Director Tobe Hooper is best recognized for The Texas Chain Saw Massacre, but his hand at a more traditional slasher has its fine points, too. The Funhouse is a claustrophobic dark ride. Hooper utilizes his limited set pieces with expertise, and his main cast is highly believable as the band of frightened teens.
5 Popcorn (1991)
Students put on an all-night horror festival at a local theater to raise funds for their university's film department. Meanwhile, one student uncovers a lost movie that is somehow connected to her recent nightmares. Later during the film festival, the staff is systematically murdered behind the scenes.

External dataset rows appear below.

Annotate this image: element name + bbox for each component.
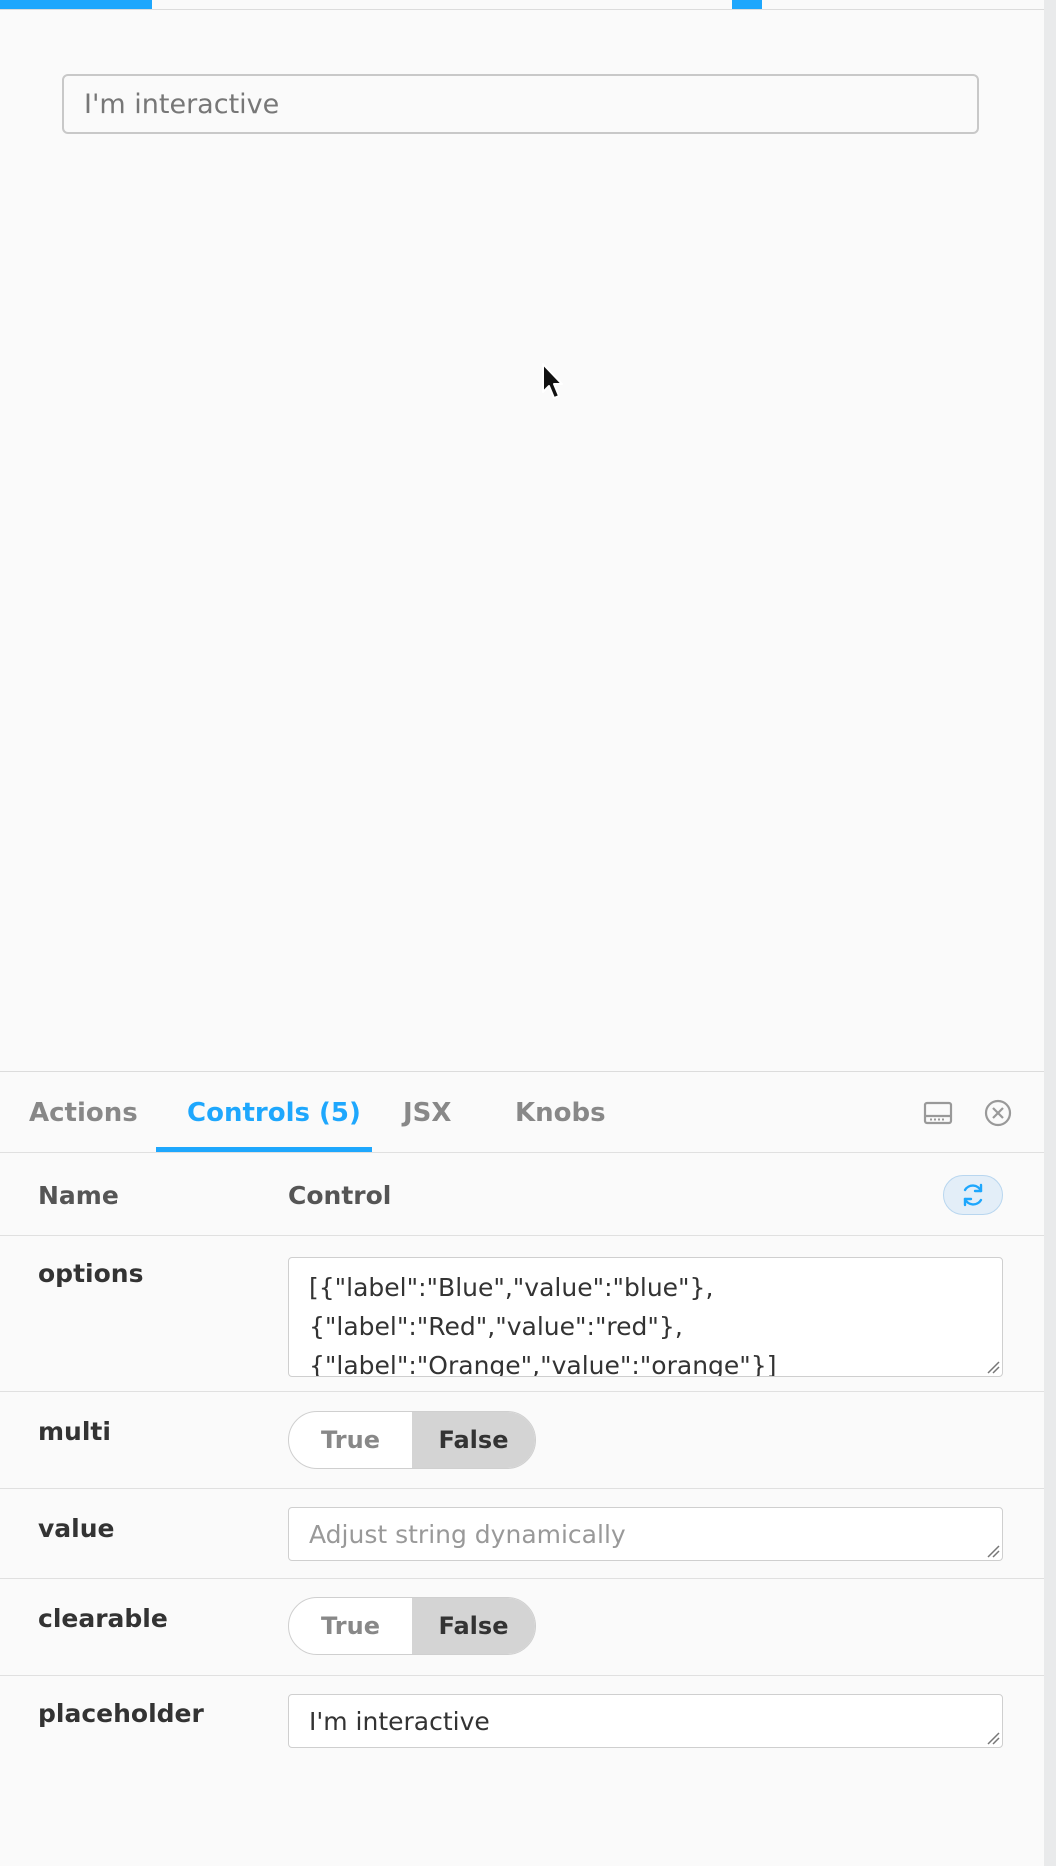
mouse-cursor-icon (542, 363, 563, 399)
control-row-multi: multi True False (0, 1393, 1044, 1489)
options-line: {"label":"Red","value":"red"}, (309, 1312, 683, 1341)
tab-jsx[interactable]: JSX (403, 1072, 451, 1153)
toggle-true-option[interactable]: True (289, 1598, 412, 1654)
close-icon[interactable] (983, 1098, 1013, 1128)
tab-knobs[interactable]: Knobs (515, 1072, 606, 1153)
select-input[interactable]: I'm interactive (62, 74, 979, 134)
toggle-false-option[interactable]: False (412, 1598, 535, 1654)
reset-controls-button[interactable] (943, 1175, 1003, 1215)
control-row-placeholder: placeholder I'm interactive (0, 1677, 1044, 1866)
story-preview: I'm interactive (0, 10, 1044, 1070)
column-header-control: Control (288, 1180, 392, 1210)
options-line: {"label":"Orange","value":"orange"}] (309, 1351, 777, 1377)
controls-table-header: Name Control (0, 1154, 1044, 1236)
progress-bar-segment (0, 0, 152, 9)
tab-actions[interactable]: Actions (29, 1072, 138, 1153)
toggle-true-option[interactable]: True (289, 1412, 412, 1468)
value-placeholder: Adjust string dynamically (309, 1520, 626, 1549)
select-placeholder: I'm interactive (84, 88, 280, 120)
tab-controls[interactable]: Controls (5) (187, 1072, 361, 1153)
control-row-options: options [{"label":"Blue","value":"blue"}… (0, 1237, 1044, 1392)
active-tab-indicator (156, 1147, 372, 1152)
value-textarea[interactable]: Adjust string dynamically (288, 1507, 1003, 1561)
control-name: clearable (38, 1604, 168, 1633)
addons-panel: Actions Controls (5) JSX Knobs Name Cont… (0, 1071, 1044, 1866)
multi-boolean-toggle[interactable]: True False (288, 1411, 536, 1469)
placeholder-textarea[interactable]: I'm interactive (288, 1694, 1003, 1748)
addons-tabbar: Actions Controls (5) JSX Knobs (0, 1072, 1044, 1153)
control-name: options (38, 1259, 144, 1288)
resize-handle-icon[interactable] (986, 1360, 1000, 1374)
refresh-icon (963, 1183, 983, 1207)
placeholder-value: I'm interactive (309, 1707, 490, 1736)
toggle-false-option[interactable]: False (412, 1412, 535, 1468)
storybook-app: I'm interactive Actions Controls (5) JSX… (0, 0, 1044, 1866)
control-name: placeholder (38, 1699, 204, 1728)
progress-bar-segment (732, 0, 762, 9)
resize-handle-icon[interactable] (986, 1544, 1000, 1558)
control-row-value: value Adjust string dynamically (0, 1490, 1044, 1579)
resize-handle-icon[interactable] (986, 1731, 1000, 1745)
loading-strip (0, 0, 1044, 10)
panel-bottom-icon[interactable] (923, 1098, 953, 1128)
clearable-boolean-toggle[interactable]: True False (288, 1597, 536, 1655)
options-line: [{"label":"Blue","value":"blue"}, (309, 1273, 714, 1302)
options-textarea[interactable]: [{"label":"Blue","value":"blue"}, {"labe… (288, 1257, 1003, 1377)
control-name: value (38, 1514, 115, 1543)
control-row-clearable: clearable True False (0, 1580, 1044, 1676)
column-header-name: Name (38, 1180, 119, 1210)
control-name: multi (38, 1417, 111, 1446)
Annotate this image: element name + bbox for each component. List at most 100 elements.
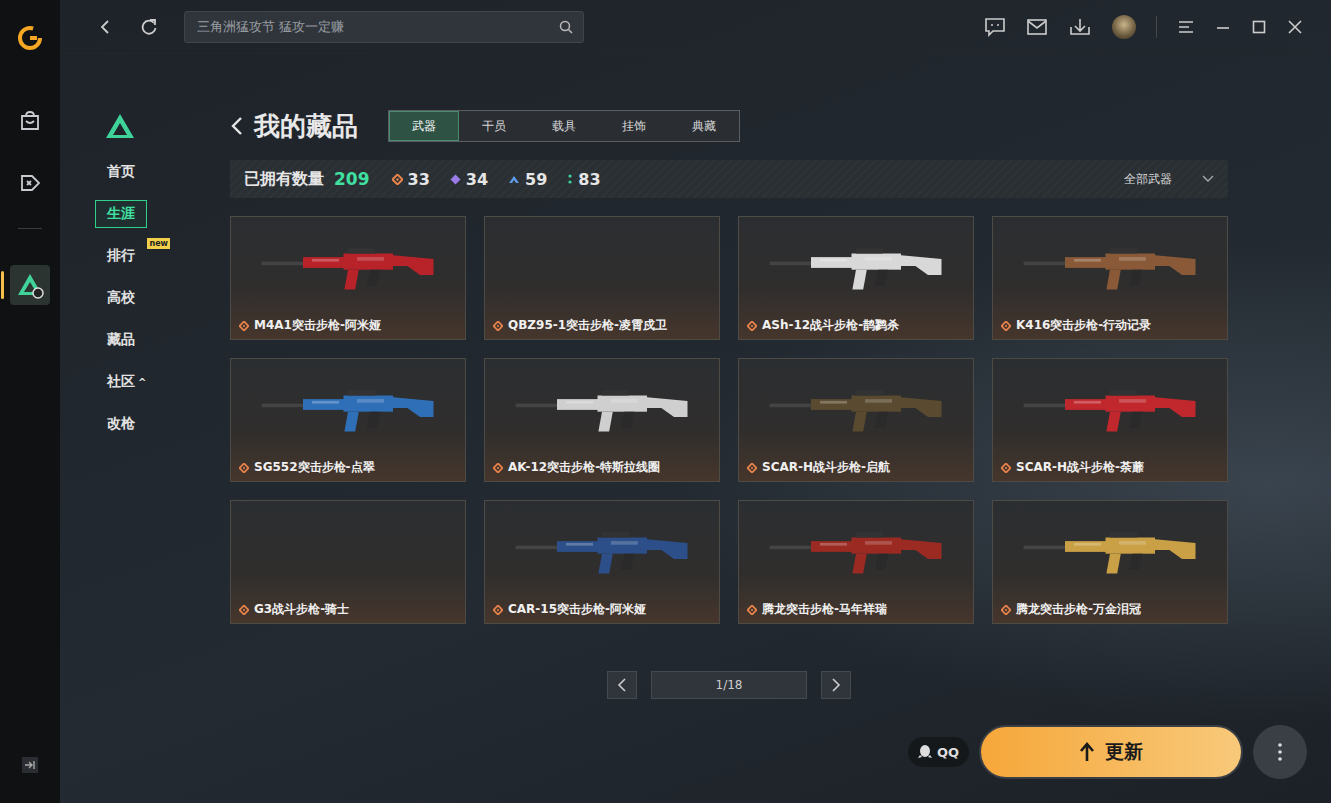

Ardent horror fans will argue the nineties was a period of struggle for the genre. At least until Wes Craven's Scream encouraged a much-needed renaissance. Slashers weren't too common in the early part of that decade, but there were obscurities such as Popcorn. It's a hidden gem with some masterful practical effects.
4 Lake Bodom (2016)
Several students head to Lake Bodom to reconstruct a set of murders that happened there in 1960. Four people camping by the lake were stabbed to death by an assailant who was never caught. The students' campout ultimately takes an unexpected turn, though, when history starts to repeat itself.
This Finnish film draws from true crime horror and slashers all the while creating a gravely savage suspenser. The case Lake Bodom is based on is scary enough as it is. Add in some gorgeous cinematography and staggering plot developments, and this movie proves slashers are still effective in modern cinema.
3 Sleepaway Camp (1983)
After losing her fathers and sibling in a horrible boat accident, traumatized teen Angela moves in with her aunt Martha and her son Ricky. When Ricky and his cousin go to Camp Arawak for the summer, Angela is bullied by everyone because she's different. And eventually, someone starts to pick off the Arawak campers and counselors one by one.
It's so hard to talk about Sleepaway Camp without spoiling its unforgettable ending. Not even the themes can be discussed. If the twist hasn't been spoiled for you already, you're in for a diverting treat from the golden age of slashers.
2 Intruder (1989)
The night crew in a struggling grocery store learns the boss has sold the business. Which means they're all out of a job. In the meantime, they prepare the store's inventory for closeout sales. As the evening continues, an unseen individual kills the employees in the most grisly ways imaginable.
By 1989, the slasher model was not as viable as it used to be. Even the heavyweights like Jason, Michael, and Freddy couldn't bring in money like before. Regardless, Intruder is a fabulous way to end the decade. It's an atmospheric, darkly humorous whodunnit featuring some impressive makeup effects.
1 The Burning (1981)
The Burning is loosely based on the real-life urban legend of Cropsey. In the film's prologue, a summer camp prank ends with the caretaker being disfigured in a fire. Years later, he targets another camp's unsuspecting counselors.
Harvey Weinstein put the idea for The Burning into motion after other low-budget horrors were becoming successful. Unfortunately, Friday the 13th beat him to the punch. The Burning is well remembered for its gory visuals. All of which are the product of renowned special effects makeup artist Tom Savini. Savini actually declined doing Friday the 13th Part 2 in favor of The Burning.